Let’s do a play-by-play of her journey: Rana started by exploring her voice, honing in on the elements of herself that were projected in the stories she told. For example, she has three nationalities – Jordanian, Egyptian, and Algerian – and she says she has “always had this feeling that I wanted to find my identity. Every class in film school you enter, they would revolve around ‘write your story, write your identity, write your culture’ [because] the most authentic stories are the ones from your culture.” Originally, film school was a creative outlet that Rana leveraged to learn about herself, but she came to realize that something bigger was transpiring: “I’m not only telling my story, I’m telling the stories of a lot of women from the Middle East in their early 20s.” For Rana, film is a means of claiming, sharing, and defending the collective narratives of her audience.
The on-screen experience she creates gives “people a lens to different places that only through film they would be able to reach.” She dedicates unyielding determination to each and every project because she’s cloaked in the reassurance that “it’s just the law of energy. Everything you put your heart [into], and you really work hard [at], you’re going to find the results.”
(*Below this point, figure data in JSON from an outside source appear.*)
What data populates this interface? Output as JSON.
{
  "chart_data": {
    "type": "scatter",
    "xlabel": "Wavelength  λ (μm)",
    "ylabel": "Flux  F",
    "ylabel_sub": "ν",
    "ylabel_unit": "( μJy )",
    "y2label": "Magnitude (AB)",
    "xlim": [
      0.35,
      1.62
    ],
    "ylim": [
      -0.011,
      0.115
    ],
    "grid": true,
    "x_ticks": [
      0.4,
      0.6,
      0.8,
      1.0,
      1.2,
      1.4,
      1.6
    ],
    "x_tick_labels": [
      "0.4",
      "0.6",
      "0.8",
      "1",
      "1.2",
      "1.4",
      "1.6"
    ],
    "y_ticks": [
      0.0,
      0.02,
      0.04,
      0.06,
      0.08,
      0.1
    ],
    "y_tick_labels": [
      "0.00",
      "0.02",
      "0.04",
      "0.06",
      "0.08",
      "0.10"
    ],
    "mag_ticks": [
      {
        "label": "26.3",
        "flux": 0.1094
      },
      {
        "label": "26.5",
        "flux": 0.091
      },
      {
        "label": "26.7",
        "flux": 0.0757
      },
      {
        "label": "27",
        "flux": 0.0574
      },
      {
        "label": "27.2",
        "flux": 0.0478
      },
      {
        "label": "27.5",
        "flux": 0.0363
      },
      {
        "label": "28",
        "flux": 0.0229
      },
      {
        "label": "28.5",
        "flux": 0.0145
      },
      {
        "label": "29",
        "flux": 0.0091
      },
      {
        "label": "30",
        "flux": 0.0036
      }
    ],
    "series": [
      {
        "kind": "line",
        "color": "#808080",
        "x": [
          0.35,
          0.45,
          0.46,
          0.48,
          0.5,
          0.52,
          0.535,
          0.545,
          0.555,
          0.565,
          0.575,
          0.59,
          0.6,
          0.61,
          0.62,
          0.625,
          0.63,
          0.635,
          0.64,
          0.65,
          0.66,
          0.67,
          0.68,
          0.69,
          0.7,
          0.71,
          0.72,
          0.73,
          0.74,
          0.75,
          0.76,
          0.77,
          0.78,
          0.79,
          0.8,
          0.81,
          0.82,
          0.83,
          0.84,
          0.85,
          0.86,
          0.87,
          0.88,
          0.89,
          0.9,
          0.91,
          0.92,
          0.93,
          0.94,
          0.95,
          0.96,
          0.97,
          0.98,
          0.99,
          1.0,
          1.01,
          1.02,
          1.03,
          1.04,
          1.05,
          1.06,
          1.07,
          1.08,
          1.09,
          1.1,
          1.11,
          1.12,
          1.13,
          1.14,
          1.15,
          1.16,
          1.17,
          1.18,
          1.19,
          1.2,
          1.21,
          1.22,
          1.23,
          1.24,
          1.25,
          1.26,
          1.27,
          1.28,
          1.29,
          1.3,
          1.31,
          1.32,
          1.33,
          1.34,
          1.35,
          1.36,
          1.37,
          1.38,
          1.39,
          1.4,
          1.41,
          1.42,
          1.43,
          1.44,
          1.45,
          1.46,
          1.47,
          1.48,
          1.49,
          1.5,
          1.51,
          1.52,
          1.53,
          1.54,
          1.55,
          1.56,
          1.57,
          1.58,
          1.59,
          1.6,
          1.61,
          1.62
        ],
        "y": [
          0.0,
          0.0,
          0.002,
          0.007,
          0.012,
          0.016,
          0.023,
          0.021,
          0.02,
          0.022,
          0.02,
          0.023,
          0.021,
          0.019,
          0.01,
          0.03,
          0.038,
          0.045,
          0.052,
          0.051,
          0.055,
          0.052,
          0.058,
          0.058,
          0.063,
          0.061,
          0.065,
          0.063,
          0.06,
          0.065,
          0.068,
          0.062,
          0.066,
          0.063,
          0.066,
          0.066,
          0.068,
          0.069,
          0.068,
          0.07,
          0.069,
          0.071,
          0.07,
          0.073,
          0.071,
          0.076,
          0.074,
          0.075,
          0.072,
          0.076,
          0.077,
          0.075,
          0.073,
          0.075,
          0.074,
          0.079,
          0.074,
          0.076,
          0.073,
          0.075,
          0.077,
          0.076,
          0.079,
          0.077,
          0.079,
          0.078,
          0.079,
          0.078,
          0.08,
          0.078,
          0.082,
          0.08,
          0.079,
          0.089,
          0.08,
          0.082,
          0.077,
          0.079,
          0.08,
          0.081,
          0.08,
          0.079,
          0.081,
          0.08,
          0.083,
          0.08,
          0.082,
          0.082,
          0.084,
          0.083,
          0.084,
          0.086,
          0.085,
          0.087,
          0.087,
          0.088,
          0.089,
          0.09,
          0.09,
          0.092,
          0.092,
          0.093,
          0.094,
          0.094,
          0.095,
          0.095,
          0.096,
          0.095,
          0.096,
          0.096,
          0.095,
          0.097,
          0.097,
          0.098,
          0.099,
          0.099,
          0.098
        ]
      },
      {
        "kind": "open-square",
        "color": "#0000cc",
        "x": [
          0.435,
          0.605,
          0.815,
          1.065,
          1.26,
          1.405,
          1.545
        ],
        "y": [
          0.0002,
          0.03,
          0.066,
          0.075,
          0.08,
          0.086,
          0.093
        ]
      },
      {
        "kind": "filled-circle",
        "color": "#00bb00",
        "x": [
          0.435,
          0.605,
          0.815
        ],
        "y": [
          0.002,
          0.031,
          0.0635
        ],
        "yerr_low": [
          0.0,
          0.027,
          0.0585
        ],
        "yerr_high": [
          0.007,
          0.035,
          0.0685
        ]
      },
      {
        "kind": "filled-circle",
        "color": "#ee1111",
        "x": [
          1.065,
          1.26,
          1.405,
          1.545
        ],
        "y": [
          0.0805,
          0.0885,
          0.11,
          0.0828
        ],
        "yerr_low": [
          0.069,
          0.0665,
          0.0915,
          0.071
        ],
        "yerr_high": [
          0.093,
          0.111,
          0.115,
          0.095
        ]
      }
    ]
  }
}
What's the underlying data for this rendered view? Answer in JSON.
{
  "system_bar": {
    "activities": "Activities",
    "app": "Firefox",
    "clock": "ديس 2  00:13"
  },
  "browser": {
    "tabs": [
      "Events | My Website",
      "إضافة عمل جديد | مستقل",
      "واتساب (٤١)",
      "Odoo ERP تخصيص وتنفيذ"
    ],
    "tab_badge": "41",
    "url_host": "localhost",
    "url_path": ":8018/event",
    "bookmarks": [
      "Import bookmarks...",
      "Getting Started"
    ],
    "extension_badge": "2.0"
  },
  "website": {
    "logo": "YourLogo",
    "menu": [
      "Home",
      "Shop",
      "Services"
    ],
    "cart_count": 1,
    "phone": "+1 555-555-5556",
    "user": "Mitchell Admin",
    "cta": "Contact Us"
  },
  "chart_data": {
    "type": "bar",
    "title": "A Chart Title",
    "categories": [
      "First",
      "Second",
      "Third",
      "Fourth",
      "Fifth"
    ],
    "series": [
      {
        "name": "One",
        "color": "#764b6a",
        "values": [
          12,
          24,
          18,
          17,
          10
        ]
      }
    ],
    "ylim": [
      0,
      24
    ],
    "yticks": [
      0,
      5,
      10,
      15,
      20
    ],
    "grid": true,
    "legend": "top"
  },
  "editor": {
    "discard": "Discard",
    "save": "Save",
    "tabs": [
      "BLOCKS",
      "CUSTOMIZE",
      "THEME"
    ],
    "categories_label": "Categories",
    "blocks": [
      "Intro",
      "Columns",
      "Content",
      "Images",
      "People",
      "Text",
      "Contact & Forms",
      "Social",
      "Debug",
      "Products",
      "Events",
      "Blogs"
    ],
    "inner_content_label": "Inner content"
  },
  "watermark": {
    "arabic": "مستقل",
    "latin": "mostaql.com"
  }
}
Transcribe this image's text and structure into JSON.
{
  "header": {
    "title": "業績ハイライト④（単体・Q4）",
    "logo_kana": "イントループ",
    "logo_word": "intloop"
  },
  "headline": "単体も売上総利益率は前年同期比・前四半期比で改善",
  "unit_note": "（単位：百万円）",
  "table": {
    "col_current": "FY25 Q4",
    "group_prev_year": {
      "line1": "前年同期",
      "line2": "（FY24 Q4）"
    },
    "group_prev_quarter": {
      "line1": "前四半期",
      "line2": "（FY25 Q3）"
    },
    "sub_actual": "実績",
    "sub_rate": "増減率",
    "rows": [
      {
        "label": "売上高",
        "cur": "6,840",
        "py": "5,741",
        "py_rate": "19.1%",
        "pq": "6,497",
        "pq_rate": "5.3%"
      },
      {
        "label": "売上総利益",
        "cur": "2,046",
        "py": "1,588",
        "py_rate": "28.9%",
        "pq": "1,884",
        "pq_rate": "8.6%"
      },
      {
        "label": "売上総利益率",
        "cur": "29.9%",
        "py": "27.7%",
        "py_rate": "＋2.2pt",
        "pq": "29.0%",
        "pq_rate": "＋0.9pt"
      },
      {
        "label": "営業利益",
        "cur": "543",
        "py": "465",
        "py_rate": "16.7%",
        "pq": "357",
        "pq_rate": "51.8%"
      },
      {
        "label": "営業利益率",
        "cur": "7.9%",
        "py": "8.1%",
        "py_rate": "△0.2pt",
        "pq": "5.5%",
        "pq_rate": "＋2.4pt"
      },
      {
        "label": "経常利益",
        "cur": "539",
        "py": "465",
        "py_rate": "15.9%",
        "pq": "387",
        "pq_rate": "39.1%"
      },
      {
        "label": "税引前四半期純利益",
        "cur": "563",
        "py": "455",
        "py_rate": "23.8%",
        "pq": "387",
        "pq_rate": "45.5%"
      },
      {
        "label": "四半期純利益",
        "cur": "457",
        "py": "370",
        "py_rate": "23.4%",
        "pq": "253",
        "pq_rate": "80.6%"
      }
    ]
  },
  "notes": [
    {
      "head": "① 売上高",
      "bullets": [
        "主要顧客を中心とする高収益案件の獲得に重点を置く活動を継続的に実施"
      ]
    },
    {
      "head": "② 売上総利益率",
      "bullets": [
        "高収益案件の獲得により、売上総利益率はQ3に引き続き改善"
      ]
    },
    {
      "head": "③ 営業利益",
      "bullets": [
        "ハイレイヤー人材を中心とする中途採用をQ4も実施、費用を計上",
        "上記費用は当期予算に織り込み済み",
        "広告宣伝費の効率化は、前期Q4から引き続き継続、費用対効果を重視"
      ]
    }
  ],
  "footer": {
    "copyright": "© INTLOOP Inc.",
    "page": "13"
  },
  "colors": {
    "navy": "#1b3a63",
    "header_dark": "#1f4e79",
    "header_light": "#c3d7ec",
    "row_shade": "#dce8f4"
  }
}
Aiming to build upon the momentum, Rana’s future holds larger projects and bigger aspirations, leveraging the platform she has built – an audience that is listening. As she says, “Being in a room where you are really seen and heard and trusted…this is where you blossom.” Rana unveiled her debut feature documentary at the El Gouna Film Festival and, in the festival’s market, her winning pitch for a feature film has landed her a spot at the Rotterdam Film Festival Director’s Lab where she will move the project further into development. Challenges may await her as they await us all in the pursuit of great strivings, but one thing is for sure: she will face them as one who is telling honest, original, and important stories.